JI-ADF: Joint-Individual Learning with Adaptive Decision Fusion for Multimodal Skin Lesion Classification

arXiv cs.CV / 5/1/2026

📰 NewsIdeas & Deep AnalysisModels & Research

共有:

Key Points

The paper introduces JI-ADF, a trimodal deep learning framework for skin lesion classification that combines dermoscopic images, clinical photos, and structured patient metadata.
It uses joint multimodal representation learning with modality-specific auxiliary supervision and an adaptive decision fusion mechanism that weights each modality dynamically per sample.
An MMFA (multimodal fusion attention) module is added to improve cross-modal reasoning while still preserving modality-specific evidence.
Experiments on the MILK10k benchmark, which simulates real-world clinical capture conditions and heavy class imbalance, show improved sensitivity and Dice score without sacrificing high specificity and calibration.
The authors support the results with modality ablation studies, calibration evaluation, and Grad-CAM visualizations to demonstrate robustness and clinically meaningful behavior.

Abstract

Skin lesion classification is essential for early dermatological diagnosis, yet many existing computer-aided systems rely primarily on dermoscopic images and underutilize the multimodal evidence routinely available in clinical practice. To address this gap, we propose \textbf{JI-ADF}, a trimodal deep learning framework that integrates dermoscopic images, clinical photographs, and structured patient metadata for clinically grounded skin lesion classification.
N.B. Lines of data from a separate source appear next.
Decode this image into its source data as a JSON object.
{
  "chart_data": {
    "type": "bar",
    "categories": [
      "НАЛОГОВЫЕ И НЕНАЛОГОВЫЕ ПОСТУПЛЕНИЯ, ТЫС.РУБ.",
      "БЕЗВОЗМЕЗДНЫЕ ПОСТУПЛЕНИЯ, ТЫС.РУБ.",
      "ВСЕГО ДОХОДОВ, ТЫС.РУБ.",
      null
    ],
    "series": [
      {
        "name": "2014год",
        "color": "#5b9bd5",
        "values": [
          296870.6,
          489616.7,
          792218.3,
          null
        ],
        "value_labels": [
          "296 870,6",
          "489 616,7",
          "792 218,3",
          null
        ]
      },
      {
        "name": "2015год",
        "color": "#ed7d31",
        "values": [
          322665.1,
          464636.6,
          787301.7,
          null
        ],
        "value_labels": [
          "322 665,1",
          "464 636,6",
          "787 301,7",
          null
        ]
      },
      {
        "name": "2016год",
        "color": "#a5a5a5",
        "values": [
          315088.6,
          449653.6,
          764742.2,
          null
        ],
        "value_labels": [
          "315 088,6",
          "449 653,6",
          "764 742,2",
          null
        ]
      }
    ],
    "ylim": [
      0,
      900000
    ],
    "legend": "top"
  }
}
The proposed architecture combines joint multimodal representation learning with modality-specific auxiliary supervision and an adaptive decision fusion mechanism that dynamically calibrates modality contributions on a per-sample basis. To enhance cross-modal reasoning while preserving modality-specific evidence, we further introduce a multimodal fusion attention (MMFA) module. We evaluate JI-ADF on the large-scale MILK10k benchmark, which reflects real-world clinical acquisition conditions and severe class imbalance. The proposed method demonstrates strong and well-balanced performance across lesion categories, improving sensitivity and Dice score while maintaining high specificity and good calibration. Extensive analyses, including modality ablation, calibration evaluation, and Grad-CAM visualization, further confirm the robustness and clinically meaningful behavior of the model. These results indicate that JI-ADF provides a reliable and practical foundation for multimodal skin lesion classification in real-world clinical settings.